In summary, it was observed that most of the present works model only binary systems comprising an NP with either a membrane or protein for AAMD simulation. This may be due to the complexity and irregularity of ternary systems, which require a large amount of computing resources, a deep understanding of the relationship between protein structure and function, and detailed data analysis. Although some CG models can be used to study ternary systems, they omit the veritable structural information of proteins, which greatly limits the reliability of the results. Thus, new ternary models should be developed and utilized to investigate nano-bio interface interactions.

Conclusion

Nano-bio interfaces between NPs and cell membranes occur widely in organisms. These nano-bio interfaces contain a series of time-dependent dynamic interactions, which dominate the physical and chemical interactions, kinetics, and thermodynamic exchanges between the NPs and cell membrane, hence stimulating cellular responses and mediating the corresponding physiological effects. NPs directly participate in these interface interactions; thus, their physiochemical properties (size, shape, elasticity, charge, hydrophobicity, and surface modification) are the dominant regulatory factors. Although it is clear that their effects on cellular uptake are strongly interrelated, a favorable physical property in principle can be summarized based on the simulations.

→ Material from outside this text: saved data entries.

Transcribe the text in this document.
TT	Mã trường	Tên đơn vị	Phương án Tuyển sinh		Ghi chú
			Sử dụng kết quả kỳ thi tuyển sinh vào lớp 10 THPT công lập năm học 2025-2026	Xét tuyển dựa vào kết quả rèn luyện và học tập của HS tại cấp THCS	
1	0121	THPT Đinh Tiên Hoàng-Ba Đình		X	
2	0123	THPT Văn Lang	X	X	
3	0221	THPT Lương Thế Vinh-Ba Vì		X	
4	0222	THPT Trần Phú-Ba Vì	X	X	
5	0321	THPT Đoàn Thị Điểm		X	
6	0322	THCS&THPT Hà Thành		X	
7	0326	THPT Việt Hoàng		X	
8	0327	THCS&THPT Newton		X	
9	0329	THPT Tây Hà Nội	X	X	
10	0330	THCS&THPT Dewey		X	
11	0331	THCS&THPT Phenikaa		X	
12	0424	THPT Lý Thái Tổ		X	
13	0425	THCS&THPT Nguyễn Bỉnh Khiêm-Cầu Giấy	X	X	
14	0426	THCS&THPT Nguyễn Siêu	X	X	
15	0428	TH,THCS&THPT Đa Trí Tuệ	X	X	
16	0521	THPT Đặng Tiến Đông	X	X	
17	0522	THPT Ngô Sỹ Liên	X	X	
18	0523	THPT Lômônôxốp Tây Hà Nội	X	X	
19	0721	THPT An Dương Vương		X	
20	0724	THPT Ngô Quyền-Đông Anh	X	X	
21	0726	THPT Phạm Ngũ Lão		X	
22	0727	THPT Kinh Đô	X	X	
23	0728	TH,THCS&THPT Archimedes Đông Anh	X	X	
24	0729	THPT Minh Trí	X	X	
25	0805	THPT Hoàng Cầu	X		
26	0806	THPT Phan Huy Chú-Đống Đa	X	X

This primary conclusion can reduce the design cost and time of NPs, provide explanations for experimental phenomena and guide potential biomedical applications.

This review focused entirely on simulations, with a detailed description and comprehensive comparison among the AAMD, CGMD, and DPD simulation methods. In fact, the gap between the simulations and experiments is significant in both temporal and spatial scales. The current simulation method makes it difficult to realize the spatiotemporal relationship of the experiment. Thus, new simulation methods and force potentials need to be developed. Specifically, multiscale simulation methods are promising for solving this problem70. A problem can be decomposed into several parts according to its spatial scale, covering magnitudes from nanometers to meters. Each part of this problem in each dimension can be explored using the appropriate model and method. By establishing suitable boundary conditions, the output of one part of the problem can be transmitted as the input of the neighboring part. Through a series of continuous transmissions, this problem can be clarified from the macro to the micro-scale, which makes the simulation results more consistent with physiological phenomena.

Considering the limitations of the simulation itself, the conclusions obtained by the simulation may not reflect the actual situation completely; therefore, they need to be further verified by corresponding experiments. In this paper, we systematically elucidated how the different physicochemical properties of NPs regulate nano-bio interfacial effects using simulations. Corresponding experiments are essential to verify the authenticity and reliability of the simulation conclusions. For example, NPs can be characterized using TEM (size and shape), atomic force microscopy (AFM) (elasticity, depth), zeta potential (charge), contact angle (hydrophobicity), and energy-dispersive X-ray spectroscopy (chemical modification). The mechanical parameters of nano-bio interface interactions can be determined using AFM, optical tweezers, or quartz crystal microbalance. The number of endocytosed NPs can be detected using confocal laser scanning microscopy imaging and flow cytometry analysis. In summary, a fundamental way to improve research efficiency is to predict experimental phenomena through simulations and verify simulation results through experiments to achieve an effective combination of simulations and experiments.